Дядюшка кашлянул, шагая за этим большим мужчиной, который продолжал легко нести меня на руках, выглядя слегка смущенным и, наверное, даже растерянным, когда приглушенно продолжил:

— Ты бы сказал своему брату, чтобы он отдал лес. Люди боятся его. Называют чернокнижником, а лес теперь стали Черным называть…

— И правильно, что бояться. Мой брат никого не тронет, если к нему люди сами не полезут. Оставь его, и лес этот забудь. Теперь это его дом.

Я радостно рассмеялась, когда на опушке зеленого леса в лучах горячего солнца появилась моя красивая мама с горстью красных ягод, заторопившись к нам.

— Возьми кубок, налей родниковой воды и выдави сок, — мягко обратился к ней мужчина с медовыми глазами, продолжая держать меня на одной руке и вторую протягивая вперед, где в ладони виднелся кинжал странной формы полумесяцем, добавляя приглушенно, когда все было готово. — А теперь возьми это, пусти кровь на моей руке и подумай о том, что ты желаешь своей дочке.

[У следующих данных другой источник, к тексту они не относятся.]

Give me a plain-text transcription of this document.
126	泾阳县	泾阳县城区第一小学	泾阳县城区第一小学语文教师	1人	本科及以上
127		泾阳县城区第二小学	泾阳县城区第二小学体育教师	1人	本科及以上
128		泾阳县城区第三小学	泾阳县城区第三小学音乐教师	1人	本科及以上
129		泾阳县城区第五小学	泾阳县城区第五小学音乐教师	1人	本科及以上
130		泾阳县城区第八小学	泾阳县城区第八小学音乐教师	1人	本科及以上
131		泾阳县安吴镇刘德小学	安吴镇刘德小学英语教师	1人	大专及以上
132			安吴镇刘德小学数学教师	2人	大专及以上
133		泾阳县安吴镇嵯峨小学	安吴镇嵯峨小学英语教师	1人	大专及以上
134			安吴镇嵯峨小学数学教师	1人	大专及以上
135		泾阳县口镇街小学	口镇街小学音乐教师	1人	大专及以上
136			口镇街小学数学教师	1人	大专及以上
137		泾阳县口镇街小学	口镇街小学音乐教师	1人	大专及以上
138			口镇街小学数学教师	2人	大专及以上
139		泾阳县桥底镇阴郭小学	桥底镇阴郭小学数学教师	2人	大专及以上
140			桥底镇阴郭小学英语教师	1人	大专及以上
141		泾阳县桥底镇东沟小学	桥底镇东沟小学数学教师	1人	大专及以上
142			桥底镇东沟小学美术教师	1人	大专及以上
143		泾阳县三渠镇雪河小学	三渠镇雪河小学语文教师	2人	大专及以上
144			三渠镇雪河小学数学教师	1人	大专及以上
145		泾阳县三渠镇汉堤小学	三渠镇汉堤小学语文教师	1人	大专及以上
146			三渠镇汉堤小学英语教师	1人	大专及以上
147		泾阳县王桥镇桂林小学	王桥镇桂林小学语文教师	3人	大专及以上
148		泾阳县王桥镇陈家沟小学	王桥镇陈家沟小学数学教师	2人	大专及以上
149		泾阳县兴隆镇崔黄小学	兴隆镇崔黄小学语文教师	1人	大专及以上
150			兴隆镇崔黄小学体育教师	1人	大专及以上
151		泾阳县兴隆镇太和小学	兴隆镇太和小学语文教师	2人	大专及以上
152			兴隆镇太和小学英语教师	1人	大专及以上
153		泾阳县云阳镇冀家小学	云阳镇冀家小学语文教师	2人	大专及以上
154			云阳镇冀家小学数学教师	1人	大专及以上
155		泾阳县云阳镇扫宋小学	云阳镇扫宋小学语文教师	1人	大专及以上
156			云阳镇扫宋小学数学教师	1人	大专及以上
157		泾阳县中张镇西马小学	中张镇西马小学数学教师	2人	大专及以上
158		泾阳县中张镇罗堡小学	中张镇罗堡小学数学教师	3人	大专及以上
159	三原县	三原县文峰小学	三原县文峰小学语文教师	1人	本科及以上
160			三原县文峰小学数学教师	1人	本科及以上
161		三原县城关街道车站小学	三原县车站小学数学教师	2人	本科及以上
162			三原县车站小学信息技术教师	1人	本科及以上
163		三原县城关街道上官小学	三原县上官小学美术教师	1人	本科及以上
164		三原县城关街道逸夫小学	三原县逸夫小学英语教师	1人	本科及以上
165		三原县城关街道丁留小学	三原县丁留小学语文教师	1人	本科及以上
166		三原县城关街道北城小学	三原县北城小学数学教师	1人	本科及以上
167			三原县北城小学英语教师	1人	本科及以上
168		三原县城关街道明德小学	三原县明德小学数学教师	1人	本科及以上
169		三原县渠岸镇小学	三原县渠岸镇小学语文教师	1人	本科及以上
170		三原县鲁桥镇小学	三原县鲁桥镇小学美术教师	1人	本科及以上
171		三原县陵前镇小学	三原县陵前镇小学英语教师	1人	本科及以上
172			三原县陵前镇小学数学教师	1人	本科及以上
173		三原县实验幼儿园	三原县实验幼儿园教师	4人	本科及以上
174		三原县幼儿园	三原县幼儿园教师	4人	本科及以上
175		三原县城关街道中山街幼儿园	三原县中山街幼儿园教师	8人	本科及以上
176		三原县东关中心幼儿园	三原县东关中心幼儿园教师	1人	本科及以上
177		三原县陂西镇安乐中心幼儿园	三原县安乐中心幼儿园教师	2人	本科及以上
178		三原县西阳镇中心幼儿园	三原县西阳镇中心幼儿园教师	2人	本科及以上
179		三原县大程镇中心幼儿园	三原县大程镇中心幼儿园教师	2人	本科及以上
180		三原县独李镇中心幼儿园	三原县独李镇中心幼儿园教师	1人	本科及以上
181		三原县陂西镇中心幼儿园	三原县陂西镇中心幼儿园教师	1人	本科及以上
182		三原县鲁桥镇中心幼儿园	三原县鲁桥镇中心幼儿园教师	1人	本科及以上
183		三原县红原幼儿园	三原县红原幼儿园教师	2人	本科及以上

Мне не казалось это ни странным, ни противным, даже если я видела, как мама дрожащими пальцами сделала все, как говорил этот человек, чья кровь закапала в кубок крупными багровыми каплями.

— Пей, красавица…

— …пей, Рада…

Я поморщилась, когда в моей голове прозвучал иной голос — низкий, хриплый, оставляющий озноб на коже — но вкус этого напитка был такой же, как в моем детстве настолько далеком, что ничего этого я уже не помнила.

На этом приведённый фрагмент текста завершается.